In this article, we look specifically at the causes for sneezing while eating, and how to prevent this from happening.
What causes sneezing after eating?
There are several possible causes for a person to sneeze after meals. These include:
Gustatory rhinitis occurs when the nasal nerves are hypersensitive to environmental triggers.
Gustatory rhinitis is a condition that specifically causes a person to sneeze after eating. Rhinitis is a general term for irritation or swelling that happens in the nose.
Gustatory rhinitis is not related to allergies, so it is known as nonallergic rhinitis. It happens when the nasal nerves are hypersensitive to environmental triggers.
Symptoms of gustatory rhinitis usually come on within minutes of eating and can include:
- a runny nose
- nasal congestion or stuffiness
Gustatory rhinitis is especially common after eating spicy or hot foods including:
- hot peppers
- hot soups
According to an article in the journal Current Opinions in Otolaryngology and Head and Neck Surgery, there are special receptors in the lining of the nose that detect capsaicin, a compound found in chili peppers. When these fibers detect the presence of capsaicin, they can trigger one or more sneezes.
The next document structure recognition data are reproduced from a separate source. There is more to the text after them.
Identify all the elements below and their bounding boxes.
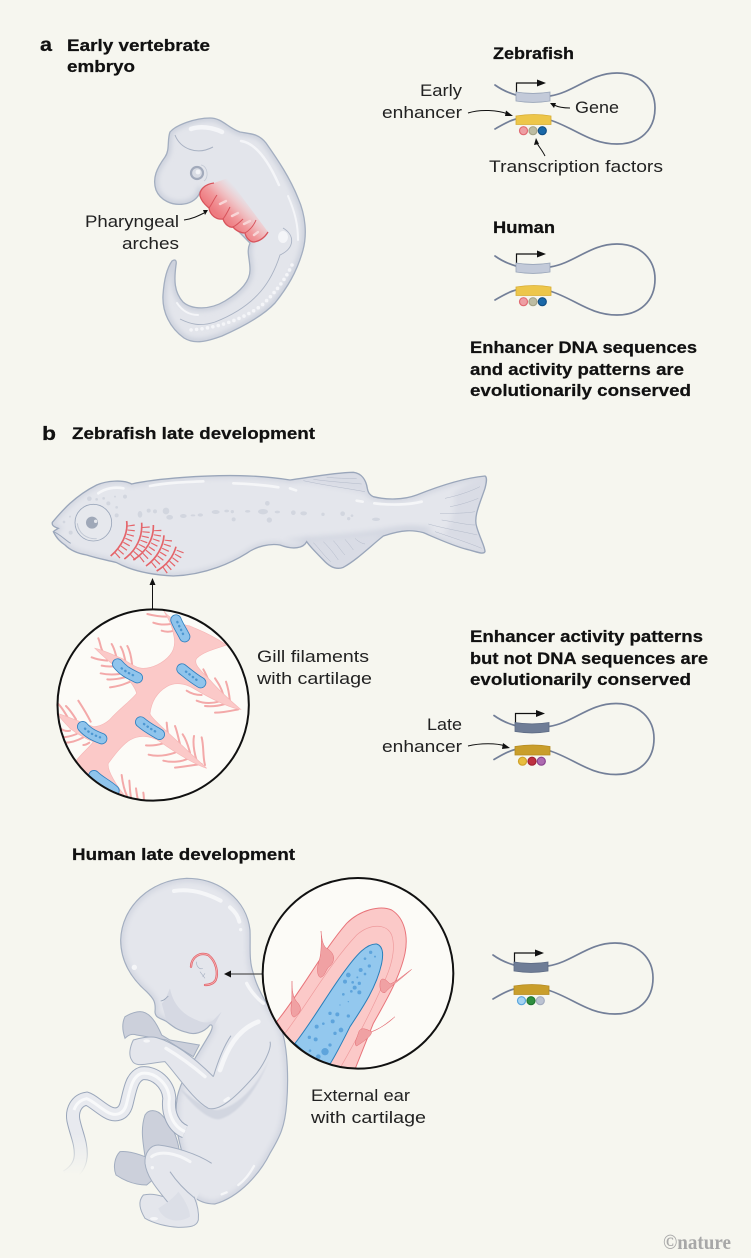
panel: zebrafish late enhancer bbox=[382, 704, 654, 774]
fin rays bbox=[303, 477, 482, 562]
spots bbox=[63, 495, 380, 535]
heading: zebrafish: Zebrafish bbox=[493, 44, 574, 63]
heading: human: Human bbox=[493, 218, 555, 237]
label: pharyngeal arches: Pharyngeal bbox=[85, 212, 179, 231]
conclusion: enhancer DNA sequences conserved: evolutionarily conserved bbox=[470, 381, 691, 400]
panel a heading bbox=[40, 35, 210, 76]
pink cells bbox=[291, 931, 412, 1046]
label: late enhancer bbox=[382, 715, 510, 756]
label: late enhancer: Late bbox=[427, 715, 462, 734]
label: external ear with cartilage: with cartilage bbox=[310, 1108, 426, 1127]
label: gill filaments with cartilage: with cartilage bbox=[256, 669, 372, 688]
panel letter b: b bbox=[42, 424, 56, 445]
DNA loop: human late enhancer bbox=[493, 943, 653, 1014]
label: early enhancer bbox=[382, 81, 513, 122]
far foot and leg bbox=[114, 1111, 180, 1185]
conclusion: activity patterns conserved but not sequences: but not DNA sequences are bbox=[470, 649, 708, 668]
conclusion: activity patterns conserved but not sequences: Enhancer activity patterns bbox=[470, 627, 703, 646]
near arm and hand bbox=[130, 983, 270, 1109]
panel: zebrafish early enhancer bbox=[382, 44, 663, 176]
ear bbox=[191, 954, 217, 985]
mouth line bbox=[53, 532, 71, 543]
label: gene: Gene bbox=[575, 98, 619, 117]
embryo eye bbox=[191, 165, 207, 181]
heading: zebrafish late development: Zebrafish late development bbox=[72, 424, 315, 443]
illustration: zebrafish bbox=[52, 472, 487, 576]
label: external ear with cartilage: External ear bbox=[311, 1086, 410, 1105]
arrow: ear circle to fetus ear bbox=[224, 970, 263, 978]
DNA loop with gene and enhancer bbox=[495, 73, 655, 144]
label: gill filaments with cartilage: Gill filaments bbox=[257, 647, 369, 666]
filaments bbox=[58, 614, 238, 803]
label: late enhancer: enhancer bbox=[382, 737, 462, 756]
DNA loop with gene and enhancer bbox=[495, 244, 655, 315]
nature copyright: ©nature bbox=[663, 1230, 731, 1254]
heading: early vertebrate embryo: embryo bbox=[67, 57, 135, 76]
panel b heading bbox=[42, 424, 315, 445]
heading: early vertebrate embryo: Early vertebrate bbox=[67, 36, 210, 55]
near leg bbox=[140, 1145, 212, 1227]
conclusion: enhancer DNA sequences conserved bbox=[470, 338, 697, 400]
panel letter a: a bbox=[40, 35, 52, 56]
heading: early vertebrate embryo bbox=[67, 36, 210, 76]
head and torso bbox=[121, 878, 288, 1204]
conclusion: activity patterns conserved but not sequences bbox=[470, 627, 708, 689]
highlights bbox=[98, 481, 422, 505]
magnified gill filaments circle bbox=[57, 609, 249, 803]
panel: human early enhancer bbox=[493, 218, 655, 315]
heading: human late development: Human late development bbox=[72, 845, 295, 864]
pink gill arch bbox=[57, 610, 241, 800]
label: early enhancer: Early bbox=[420, 81, 463, 100]
illustration: early vertebrate embryo bbox=[155, 118, 305, 342]
label: pharyngeal arches: arches bbox=[122, 234, 179, 253]
fish eye bbox=[75, 504, 112, 541]
pharyngeal arches bbox=[200, 178, 268, 242]
arrow: gill circle to fish gills bbox=[150, 578, 156, 609]
umbilical cord bbox=[67, 1073, 185, 1177]
label: pharyngeal arches bbox=[85, 210, 208, 253]
magnified external ear circle bbox=[263, 878, 453, 1073]
label: transcription factors: Transcription factors bbox=[489, 157, 663, 176]
cartilage core bbox=[295, 944, 383, 1064]
conclusion: enhancer DNA sequences conserved: and activity patterns are bbox=[470, 360, 684, 379]
label: external ear with cartilage bbox=[310, 1086, 426, 1127]
head highlights bbox=[174, 890, 239, 922]
body highlights bbox=[222, 1166, 254, 1194]
label: early enhancer: enhancer bbox=[382, 103, 462, 122]
gill filaments bbox=[111, 521, 180, 572]
cartilage bbox=[83, 620, 201, 791]
illustration: human fetus bbox=[67, 878, 288, 1227]
DNA loop with gene and late enhancer bbox=[494, 704, 654, 774]
conclusion: enhancer DNA sequences conserved: Enhancer DNA sequences bbox=[470, 338, 697, 357]
conclusion: activity patterns conserved but not sequences: evolutionarily conserved bbox=[470, 670, 691, 689]
label: gill filaments with cartilage bbox=[256, 647, 372, 688]
label: gene bbox=[550, 98, 619, 117]
far arm and hand bbox=[123, 1012, 199, 1057]
label: transcription factors bbox=[489, 138, 663, 176]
A person can prevent these symptoms by avoiding trigger foods. They may wish to keep a food and symptom diary to find out what foods cause their gustatory rhinitis.
Some people may sneeze after eating a large meal. This is known as the snatiation reflex, which is a combination of the words 'sneeze' and 'satiation.'
A person experiences this reflex when their stomach is full and becomes stretched. This may result in one sneeze or a sneezing fit. The cause is unknown, but there may be a genetic component.
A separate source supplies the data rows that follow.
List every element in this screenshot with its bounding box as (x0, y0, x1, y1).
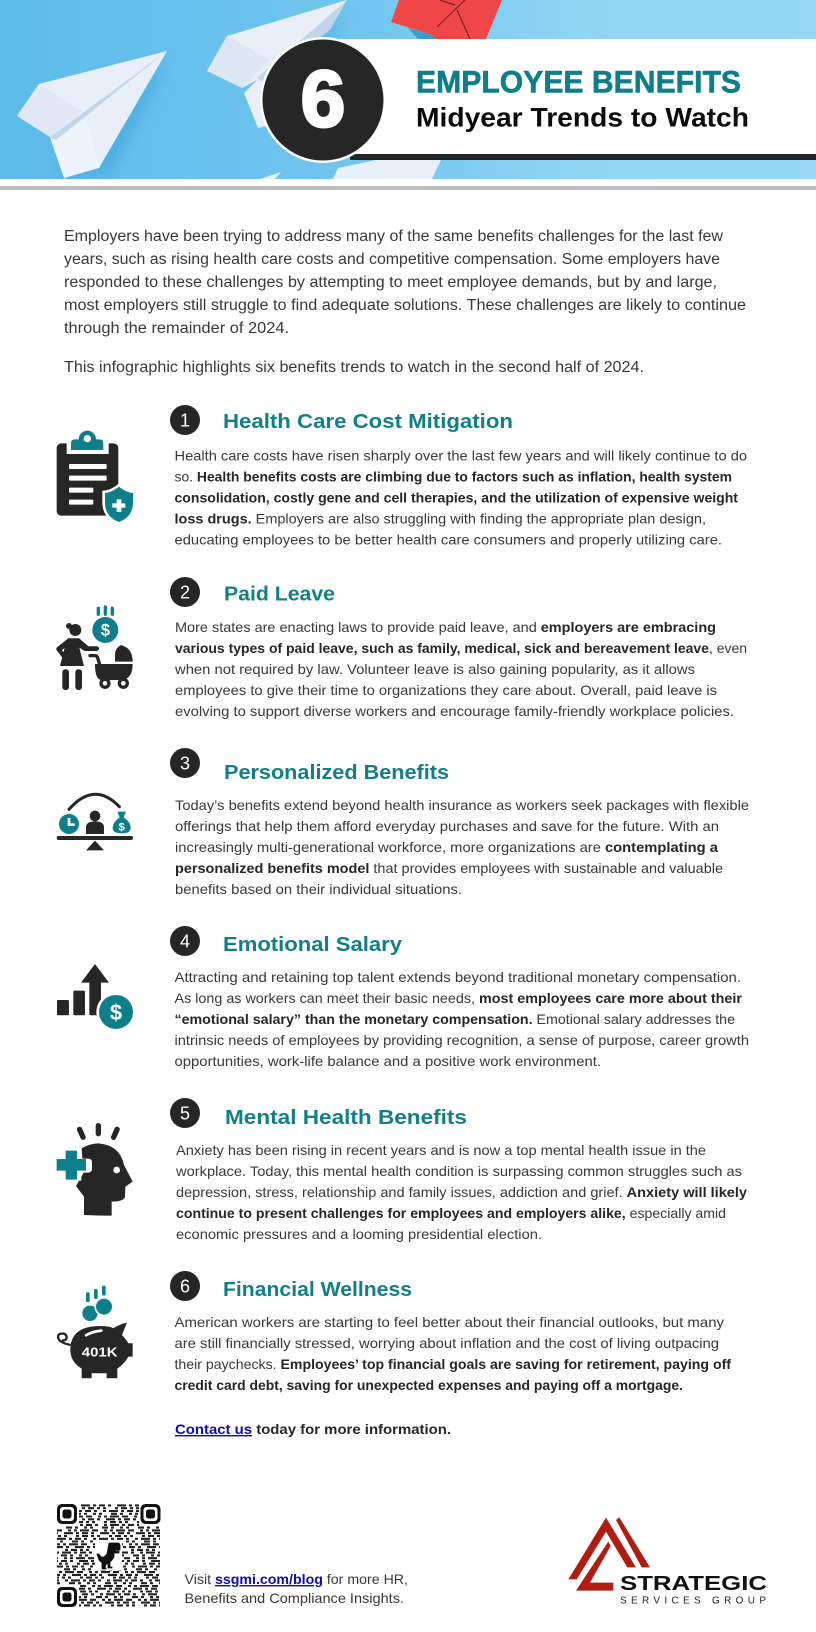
body 2: various types of paid leave, such as family, medical, sick and bereavement leave, even (175, 640, 747, 656)
number badge 6: 6 (180, 1276, 190, 1296)
body 1 (174, 448, 747, 548)
body 4 (174, 969, 749, 1069)
number badge 1 (170, 405, 200, 435)
section 5: Mental Health Benefits (55, 1098, 747, 1242)
body 4: Attracting and retaining top talent extends beyond traditional monetary compensation. (174, 969, 741, 985)
number badge 2: 2 (180, 582, 190, 602)
body 3: Today’s benefits extend beyond health insurance as workers seek packages with flexible (175, 797, 749, 813)
heading 2: Paid Leave (224, 583, 335, 606)
intro text: This infographic highlights six benefits trends to watch in the second half of 2024. (64, 359, 644, 376)
number badge 3 (170, 748, 200, 778)
number badge 6 (170, 1271, 200, 1301)
subtitle: Midyear Trends to Watch (416, 103, 749, 133)
body 4: opportunities, work-life balance and a positive work environment. (174, 1053, 601, 1069)
body 1: consolidation, costly gene and cell therapies, and the utilization of expensive weight (174, 490, 738, 506)
body 1: educating employees to be better health care consumers and properly utilizing care. (174, 532, 722, 548)
heading 5: Mental Health Benefits (225, 1106, 467, 1129)
body 4: intrinsic needs of employees by providing recognition, a sense of purpose, career growth (174, 1032, 749, 1048)
body 3: increasingly multi-generational workforce, more organizations are contemplating a (175, 839, 718, 855)
heading 3: Personalized Benefits (224, 761, 449, 784)
body 3: personalized benefits model that provides employees with sustainable and valuable (175, 860, 723, 876)
footer text (184, 1571, 408, 1606)
QR code (55, 1502, 162, 1609)
number badge 4 (170, 926, 200, 956)
body 1: so. Health benefits costs are climbing due to factors such as inflation, health system (174, 468, 732, 484)
icon: 401K piggy bank (58, 1286, 133, 1378)
intro text: responded to these challenges by attempting to meet employee demands, but by and large, (64, 274, 717, 291)
body 4: “emotional salary” than the monetary compensation. Emotional salary addresses the (174, 1011, 735, 1027)
body 3: offerings that help them afford everyday purchases and save for the future. With an (175, 818, 719, 834)
body 2: employees to give their time to organizations they care about. Overall, paid leave is (175, 682, 717, 698)
body 5: continue to present challenges for employees and employers alike, especially amid (176, 1205, 726, 1221)
number badge 3: 3 (180, 754, 190, 774)
body 5 (175, 1142, 747, 1242)
icon: balance scale with person, clock, money bag (57, 794, 133, 850)
body 2: evolving to support diverse workers and encourage family-friendly workplace policies. (175, 703, 734, 719)
logo mark (568, 1517, 650, 1591)
heading 1: Health Care Cost Mitigation (223, 410, 513, 433)
banner photo: paper planes on blue (0, 0, 816, 179)
body 2: when not required by law. Volunteer leave is also gaining popularity, as it allows (174, 661, 695, 677)
section 1: Health Care Cost Mitigation (57, 405, 747, 548)
intro text: through the remainder of 2024. (64, 320, 289, 337)
body 6: are still financially stressed, worrying about inflation and the cost of living outpacing (174, 1335, 719, 1351)
body 2: More states are enacting laws to provide paid leave, and employers are embracing (175, 619, 716, 635)
intro text: most employers still struggle to find adequate solutions. These challenges are likely to continue (64, 297, 746, 314)
body 1: Health care costs have risen sharply over the last few years and will likely continue to do (174, 448, 747, 464)
section 3: Personalized Benefits (57, 748, 749, 897)
logo wordmark: STRATEGIC (620, 1572, 767, 1595)
number circle (260, 37, 386, 163)
number badge 1: 1 (180, 410, 190, 430)
body 5: economic pressures and a looming presidential election. (176, 1226, 542, 1242)
footer text: Visit ssgmi.com/blog for more HR, (184, 1571, 408, 1587)
body 1: loss drugs. Employers are also struggling with finding the appropriate plan design, (174, 510, 706, 526)
section 6: Financial Wellness (58, 1271, 731, 1393)
body 6: credit card debt, saving for unexpected expenses and paying off a mortgage. (174, 1377, 683, 1393)
body 5: depression, stress, relationship and family issues, addiction and grief. Anxiety will likely (176, 1184, 747, 1200)
body 5: workplace. Today, this mental health condition is surpassing common struggles such as (175, 1163, 742, 1179)
heading 6: Financial Wellness (223, 1278, 412, 1301)
title ribbon (340, 39, 816, 154)
icon: dinosaur (97, 1543, 120, 1569)
title: EMPLOYEE BENEFITS (416, 63, 741, 99)
footer text: Benefits and Compliance Insights. (184, 1590, 404, 1606)
header banner (0, 0, 816, 179)
body 4: As long as workers can meet their basic needs, most employees care more about their (174, 990, 743, 1006)
icon: head with medical cross (55, 1123, 133, 1216)
section 2: Paid Leave (56, 577, 747, 719)
icon: clipboard with shield (57, 431, 136, 525)
intro text (64, 228, 746, 376)
body 6 (174, 1314, 731, 1393)
icon: balance scale with person, clock, money bag: $ (118, 822, 125, 834)
intro text: years, such as rising health care costs and competitive compensation. Some employers have (64, 251, 720, 268)
number badge 5 (170, 1098, 200, 1128)
heading 4: Emotional Salary (223, 933, 403, 956)
number badge 2 (170, 577, 200, 607)
body 2 (174, 619, 747, 719)
intro text: Employers have been trying to address many of the same benefits challenges for the last few (64, 228, 724, 245)
body 3 (175, 797, 749, 897)
call to action: Contact us today for more information. (175, 1421, 451, 1437)
icon: mother with stroller and dollar (56, 605, 133, 690)
body 6: American workers are starting to feel better about their financial outlooks, but many (174, 1314, 724, 1330)
body 5: Anxiety has been rising in recent years and is now a top mental health issue in the (176, 1142, 706, 1158)
body 6: their paychecks. Employees’ top financial goals are saving for retirement, paying off (174, 1356, 731, 1372)
section 4: Emotional Salary (57, 926, 749, 1069)
logo: Strategic Services Group: SERVICES GROUP (620, 1595, 766, 1606)
icon: growth bars with arrow and dollar (57, 964, 136, 1032)
icon: mother with stroller and dollar: $ (101, 621, 111, 640)
icon: growth bars with arrow and dollar: $ (110, 1000, 122, 1025)
number badge 4: 4 (180, 932, 190, 952)
logo: Strategic Services Group (568, 1517, 767, 1606)
icon: 401K piggy bank: 401K (82, 1345, 118, 1360)
number circle: 6 (301, 54, 345, 143)
body 3: benefits based on their individual situations. (175, 881, 462, 897)
number badge 5: 5 (180, 1104, 190, 1124)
Sometimes when a person eats foods they are especially sensitive or allergic to, they can sneeze. Other symptoms may include itchy eyes or a mild skin rash.
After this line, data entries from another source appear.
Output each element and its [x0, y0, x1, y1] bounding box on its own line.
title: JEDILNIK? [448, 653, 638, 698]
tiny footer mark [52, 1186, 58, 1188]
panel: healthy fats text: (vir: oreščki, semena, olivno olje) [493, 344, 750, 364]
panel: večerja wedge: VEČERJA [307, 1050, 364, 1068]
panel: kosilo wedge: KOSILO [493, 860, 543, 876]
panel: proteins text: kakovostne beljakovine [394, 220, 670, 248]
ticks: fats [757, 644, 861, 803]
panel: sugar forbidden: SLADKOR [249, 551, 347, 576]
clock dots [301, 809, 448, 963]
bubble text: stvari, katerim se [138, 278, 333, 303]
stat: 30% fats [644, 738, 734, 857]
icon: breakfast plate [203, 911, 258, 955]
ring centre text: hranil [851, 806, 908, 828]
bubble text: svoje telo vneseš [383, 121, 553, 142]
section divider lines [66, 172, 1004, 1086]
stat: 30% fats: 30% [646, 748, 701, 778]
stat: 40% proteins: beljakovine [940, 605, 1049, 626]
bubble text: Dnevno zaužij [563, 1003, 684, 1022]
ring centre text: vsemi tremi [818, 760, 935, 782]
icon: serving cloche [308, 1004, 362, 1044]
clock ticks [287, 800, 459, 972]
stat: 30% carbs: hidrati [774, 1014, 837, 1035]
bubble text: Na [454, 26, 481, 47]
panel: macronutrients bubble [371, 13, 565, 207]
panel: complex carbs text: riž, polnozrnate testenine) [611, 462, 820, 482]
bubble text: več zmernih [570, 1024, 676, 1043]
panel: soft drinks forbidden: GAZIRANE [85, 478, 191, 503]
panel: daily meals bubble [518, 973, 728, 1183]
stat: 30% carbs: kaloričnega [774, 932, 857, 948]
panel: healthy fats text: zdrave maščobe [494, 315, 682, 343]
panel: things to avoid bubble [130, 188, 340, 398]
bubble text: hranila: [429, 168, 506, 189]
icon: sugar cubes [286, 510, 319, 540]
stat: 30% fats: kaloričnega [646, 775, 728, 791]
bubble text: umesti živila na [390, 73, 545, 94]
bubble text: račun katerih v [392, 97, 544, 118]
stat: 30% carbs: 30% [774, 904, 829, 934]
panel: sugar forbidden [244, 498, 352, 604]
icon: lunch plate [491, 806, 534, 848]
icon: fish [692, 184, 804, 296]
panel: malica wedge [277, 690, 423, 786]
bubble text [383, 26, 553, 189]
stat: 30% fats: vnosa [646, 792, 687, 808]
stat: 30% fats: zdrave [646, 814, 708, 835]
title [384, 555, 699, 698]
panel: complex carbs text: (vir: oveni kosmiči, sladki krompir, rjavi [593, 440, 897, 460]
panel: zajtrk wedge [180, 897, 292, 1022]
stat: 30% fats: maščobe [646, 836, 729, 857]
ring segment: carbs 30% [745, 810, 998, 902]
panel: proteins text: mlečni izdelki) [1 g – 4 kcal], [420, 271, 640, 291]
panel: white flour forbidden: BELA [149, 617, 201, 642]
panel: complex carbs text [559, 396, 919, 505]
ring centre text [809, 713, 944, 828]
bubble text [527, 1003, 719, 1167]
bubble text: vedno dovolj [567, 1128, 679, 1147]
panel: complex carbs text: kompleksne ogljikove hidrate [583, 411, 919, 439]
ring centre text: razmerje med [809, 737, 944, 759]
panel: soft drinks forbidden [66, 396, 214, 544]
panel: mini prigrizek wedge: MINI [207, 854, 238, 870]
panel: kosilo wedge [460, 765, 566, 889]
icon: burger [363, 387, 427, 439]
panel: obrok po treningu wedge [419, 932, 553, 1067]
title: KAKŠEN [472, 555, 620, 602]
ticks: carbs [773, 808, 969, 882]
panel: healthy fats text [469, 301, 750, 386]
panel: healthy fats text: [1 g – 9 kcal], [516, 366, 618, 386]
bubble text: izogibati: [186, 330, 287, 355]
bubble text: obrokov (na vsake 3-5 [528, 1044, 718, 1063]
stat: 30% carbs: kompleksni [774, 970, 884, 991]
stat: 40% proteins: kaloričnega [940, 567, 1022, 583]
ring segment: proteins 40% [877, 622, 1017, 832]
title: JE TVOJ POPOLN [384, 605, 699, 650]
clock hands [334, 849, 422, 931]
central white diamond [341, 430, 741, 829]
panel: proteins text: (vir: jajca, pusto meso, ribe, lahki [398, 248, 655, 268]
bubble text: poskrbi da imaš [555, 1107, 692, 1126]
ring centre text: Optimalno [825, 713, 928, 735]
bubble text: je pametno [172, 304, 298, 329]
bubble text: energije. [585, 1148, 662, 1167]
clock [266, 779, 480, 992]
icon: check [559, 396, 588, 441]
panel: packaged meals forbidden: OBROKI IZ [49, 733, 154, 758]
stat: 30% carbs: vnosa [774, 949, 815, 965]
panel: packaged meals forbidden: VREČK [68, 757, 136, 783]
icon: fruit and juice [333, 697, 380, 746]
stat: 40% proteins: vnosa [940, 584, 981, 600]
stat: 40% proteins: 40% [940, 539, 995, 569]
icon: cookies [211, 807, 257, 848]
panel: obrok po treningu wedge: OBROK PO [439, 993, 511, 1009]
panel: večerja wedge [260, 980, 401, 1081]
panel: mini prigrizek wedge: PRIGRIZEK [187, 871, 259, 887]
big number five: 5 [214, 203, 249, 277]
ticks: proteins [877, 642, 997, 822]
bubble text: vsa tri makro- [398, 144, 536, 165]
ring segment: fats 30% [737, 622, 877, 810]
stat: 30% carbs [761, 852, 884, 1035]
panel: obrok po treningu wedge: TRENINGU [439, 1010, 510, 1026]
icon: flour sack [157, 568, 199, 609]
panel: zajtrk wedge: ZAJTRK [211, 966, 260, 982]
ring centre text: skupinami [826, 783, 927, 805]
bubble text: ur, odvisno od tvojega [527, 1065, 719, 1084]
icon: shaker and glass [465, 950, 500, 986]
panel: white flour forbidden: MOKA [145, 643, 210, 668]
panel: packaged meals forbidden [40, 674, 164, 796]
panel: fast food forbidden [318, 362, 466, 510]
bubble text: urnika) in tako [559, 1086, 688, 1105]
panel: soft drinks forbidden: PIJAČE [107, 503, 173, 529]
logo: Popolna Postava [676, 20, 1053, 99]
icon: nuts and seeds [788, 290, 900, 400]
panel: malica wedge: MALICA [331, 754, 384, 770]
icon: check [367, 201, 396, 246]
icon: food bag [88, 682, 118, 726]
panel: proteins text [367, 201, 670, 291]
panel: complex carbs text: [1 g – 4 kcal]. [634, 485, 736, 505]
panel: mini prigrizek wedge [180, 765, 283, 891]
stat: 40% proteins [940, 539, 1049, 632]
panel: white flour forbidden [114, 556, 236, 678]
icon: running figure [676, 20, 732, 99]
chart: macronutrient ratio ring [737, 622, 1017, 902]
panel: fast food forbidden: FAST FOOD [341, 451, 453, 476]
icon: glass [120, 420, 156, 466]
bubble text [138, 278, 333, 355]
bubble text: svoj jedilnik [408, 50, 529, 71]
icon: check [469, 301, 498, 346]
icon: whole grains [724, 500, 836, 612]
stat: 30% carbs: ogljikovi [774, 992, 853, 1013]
In severe instances, a person may have a severe allergic reaction known as anaphylaxis that causes extreme swelling and difficulty breathing. Some of the most common foods that can trigger allergies are milk, eggs, peanuts, soy, and tree nuts.
A cold or flu
Also, sometimes a person may have a cold or other illness that can cause them to sneeze after eating. The two occurrences – eating and sneezing – may seem related but are separate.
How to prevent sneezing after eating
By pinching the bridge of the nose and holding one's breath, a person may be able to prevent sneezing.
A person cannot always prevent sneezing after eating from occurring. However, there are some tips to try that may reduce sneezing. These include:
- Holding one's breath while counting to 10, or as long as a person can comfortably hold their breath. This helps to inhibit the sneezing reflex.
- Pinching the bridge of the nose to keep the sneeze from occurring. This has a similar effect as someone holding their breath.
- Avoiding foods known to cause sneezing or foods that a person is allergic to. If a person is unsure which foods trigger this response, a doctor may recommend keeping a food diary or doing an elimination diet.
- Eating smaller meals throughout the day instead of several large ones, as large meals can trigger the snatiation reflex.
- Taking over-the-counter (OTC) decongestants, such as pseudoephedrine, to reduce any nasal swelling or sensitivity that could cause sneezing after eating. Commercial decongestants can be found online.
- OTC antihistamine nasal sprays may also help to reduce the incidence of sneezing after eating. These sprays block the release of histamines, which are inflammatory compounds that can cause sneezing. Antihistamine sprays can be purchased online.
Sneezing after eating is rarely cause for medical concern, but can be annoying, distracting, and irritating at times. It can also cause droplets to spread in the air, which risks the spread of viruses and bacteria, so a person may wish to reduce the likelihood they will sneeze after eating.
Currently, there is no cure for gustatory rhinitis or snatiation. In many cases, a person can prevent this reflex by steering clear of certain foods or avoiding eating large meals.
If a person thinks they may have a food allergy that is contributing to their sneezing, they can talk to their doctor about allergy testing or other interventions based on their overall health.